Elizabeth war gewissermaßen in Valentines Fußstapfen getreten und hatte, wie Val, die Existenz der Assassini entdeckt. Und dann hatte sie die Spur dieses Geheimbundes durch die Jahrhunderte hinweg verfolgt, bis in die zwanziger Jahre, als die Organisation im Zusammenhang mit Mussolini erwähnt worden war.

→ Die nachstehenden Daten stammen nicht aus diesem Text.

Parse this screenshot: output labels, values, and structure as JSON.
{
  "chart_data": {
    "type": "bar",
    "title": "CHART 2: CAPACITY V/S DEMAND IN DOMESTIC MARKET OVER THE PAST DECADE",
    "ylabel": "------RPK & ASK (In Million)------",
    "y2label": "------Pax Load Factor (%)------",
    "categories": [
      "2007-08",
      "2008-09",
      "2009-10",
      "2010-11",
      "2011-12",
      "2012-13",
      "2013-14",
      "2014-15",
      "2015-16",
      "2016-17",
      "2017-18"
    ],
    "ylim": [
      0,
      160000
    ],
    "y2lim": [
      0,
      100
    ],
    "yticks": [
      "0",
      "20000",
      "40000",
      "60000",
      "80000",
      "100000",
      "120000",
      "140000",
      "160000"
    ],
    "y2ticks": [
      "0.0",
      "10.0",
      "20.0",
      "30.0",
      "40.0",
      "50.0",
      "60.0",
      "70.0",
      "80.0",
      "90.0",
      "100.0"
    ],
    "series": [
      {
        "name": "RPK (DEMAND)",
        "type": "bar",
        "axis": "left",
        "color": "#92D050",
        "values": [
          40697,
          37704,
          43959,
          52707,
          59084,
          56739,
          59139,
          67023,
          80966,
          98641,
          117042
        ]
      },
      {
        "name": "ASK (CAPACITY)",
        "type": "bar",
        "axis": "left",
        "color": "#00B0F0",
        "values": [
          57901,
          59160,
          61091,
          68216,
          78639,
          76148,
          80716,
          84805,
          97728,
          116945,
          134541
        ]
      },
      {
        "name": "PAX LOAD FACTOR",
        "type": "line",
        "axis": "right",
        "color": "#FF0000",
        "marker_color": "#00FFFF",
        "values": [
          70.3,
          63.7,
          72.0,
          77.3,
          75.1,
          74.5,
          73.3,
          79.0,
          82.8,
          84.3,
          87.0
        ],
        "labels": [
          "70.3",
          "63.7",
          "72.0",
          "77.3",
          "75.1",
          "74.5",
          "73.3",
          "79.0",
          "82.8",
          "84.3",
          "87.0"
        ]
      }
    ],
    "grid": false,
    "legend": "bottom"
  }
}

Sie hatte eine ziemlich schlüssige Verbindung zwischen dem Zweiten Weltkrieg einerseits und den fünf Mordopfern und ihren Mördern andererseits hergestellt. Sicher, man konnte gewisse Ungereimtheiten in ihrer Theorie nicht leugnen, aber es gab nun mal die Morde und die Akten und die Begleitumstände, die förmlich danach schrien, miteinander in Verbindung gebracht zu werden. Elizabeth’ Theorie war fundiert – bis auf eine entscheidende Frage: Wo lagen die Motive für die Morde?
Elizabeth nickte, als ich ihr diese Frage stellte, und erklärte, genau diese Ungereimtheit hätten auch D’Ambrizzi und Sandanato erkannt.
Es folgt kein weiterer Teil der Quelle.